La Shoah au cœur de l’identité
« La mémoire des persécutions pousse les juifs libéraux, majoritaires, du côté de ceux qui sont dans la souffrance : les militants des droits civiques pour les Noirs dans les années 1960, et aujourd’hui les réfugiés », commente Laura Hobson Faure, maîtresse de conférences à Paris-III. L’historienne note que l’auteur de l’attentat de la synagogue de Pittsburgh, le 27 octobre, ciblait dans ses messages haineux l’organisation HIAS (Hebrew Immigrant Aid Society), importante ONG juive qui avait affirmé son soutien aux réfugiés syriens.
Des responsables religieux juifs ont accusé Donald Trump d’avoir une part de responsabilité dans cet attentat. « Vos paroles et vos politiques ont enhardi un mouvement nationaliste blanc qui grandit de plus en plus », ont-ils écrit dans une lettre ouverte publiée le lendemain de la tuerie. D’après l’Anti-Defamation League, principale association de lutte contre l’antisémitisme aux États-Unis, le nombre d’actes antisémites aurait bondi de 57 % entre 2016 et 2017, soit la plus forte recrudescence jamais constatée par l’association.
« Il y a, depuis l’élection de Trump, un retour du sentiment d’insécurité chez les Juifs américains, mais qui était néanmoins moins fort qu’en France car il n’y a pas le même héritage de la Shoah », nuance Laura Hobson Faure, « de ce fait les attaques antisémites provoquaient un sentiment de danger moins imminent, mais l’attaque de Pittsburgh change tout, car il y a eu des morts, de surcroît, dans un lieu de culte. Les synagogues aux États-Unis ne sont pas équipées d’un fort appareil de sécurité, car il y avait justement le sentiment de vivre dans une société ouverte au Judaïsme. »

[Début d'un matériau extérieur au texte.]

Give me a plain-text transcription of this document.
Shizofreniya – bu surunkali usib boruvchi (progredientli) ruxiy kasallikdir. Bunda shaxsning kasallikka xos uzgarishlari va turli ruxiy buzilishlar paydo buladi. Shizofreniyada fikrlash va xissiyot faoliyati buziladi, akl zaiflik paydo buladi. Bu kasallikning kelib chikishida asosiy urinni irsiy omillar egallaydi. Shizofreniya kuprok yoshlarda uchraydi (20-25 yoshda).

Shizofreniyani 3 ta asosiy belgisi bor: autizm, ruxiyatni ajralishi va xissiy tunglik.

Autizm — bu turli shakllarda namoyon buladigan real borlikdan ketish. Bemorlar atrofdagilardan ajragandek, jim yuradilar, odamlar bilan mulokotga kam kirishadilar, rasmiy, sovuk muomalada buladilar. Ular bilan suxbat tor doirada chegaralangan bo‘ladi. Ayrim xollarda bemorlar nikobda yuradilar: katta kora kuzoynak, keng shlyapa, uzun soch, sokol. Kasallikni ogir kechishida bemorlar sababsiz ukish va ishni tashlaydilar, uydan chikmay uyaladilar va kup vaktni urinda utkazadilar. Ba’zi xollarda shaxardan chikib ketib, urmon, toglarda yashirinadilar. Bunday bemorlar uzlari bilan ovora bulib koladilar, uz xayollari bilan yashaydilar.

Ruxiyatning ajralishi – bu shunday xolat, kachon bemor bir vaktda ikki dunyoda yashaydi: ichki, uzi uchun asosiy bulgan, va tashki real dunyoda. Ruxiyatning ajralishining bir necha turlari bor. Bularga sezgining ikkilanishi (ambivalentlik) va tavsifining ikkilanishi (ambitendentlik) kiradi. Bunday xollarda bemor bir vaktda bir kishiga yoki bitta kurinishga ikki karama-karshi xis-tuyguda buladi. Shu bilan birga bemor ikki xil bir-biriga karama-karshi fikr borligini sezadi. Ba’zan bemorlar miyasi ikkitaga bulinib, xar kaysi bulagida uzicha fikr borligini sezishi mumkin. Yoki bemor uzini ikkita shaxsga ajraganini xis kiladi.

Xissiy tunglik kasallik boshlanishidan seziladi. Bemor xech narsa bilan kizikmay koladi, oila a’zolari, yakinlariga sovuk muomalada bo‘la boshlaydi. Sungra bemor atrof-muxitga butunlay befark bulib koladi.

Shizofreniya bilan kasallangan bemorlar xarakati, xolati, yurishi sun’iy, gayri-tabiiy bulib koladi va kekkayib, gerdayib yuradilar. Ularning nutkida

La Shoah occupe toutefois une place centrale dans la définition d’une identité juive américaine. Dans un sondage d’ampleur daté de 2013, le Pew Research Center établissait que la mémoire de la Shoah était le critère le plus unanimement cité pour définir les caractéristiques fondamentales de l’identité juive (73 %), devant l’attachement à Israël (43 %) et le respect des Dix Commandements (19 %). Deux tiers des juifs américains sondés affirme ainsi que la culture et la tradition importent plus que la religion.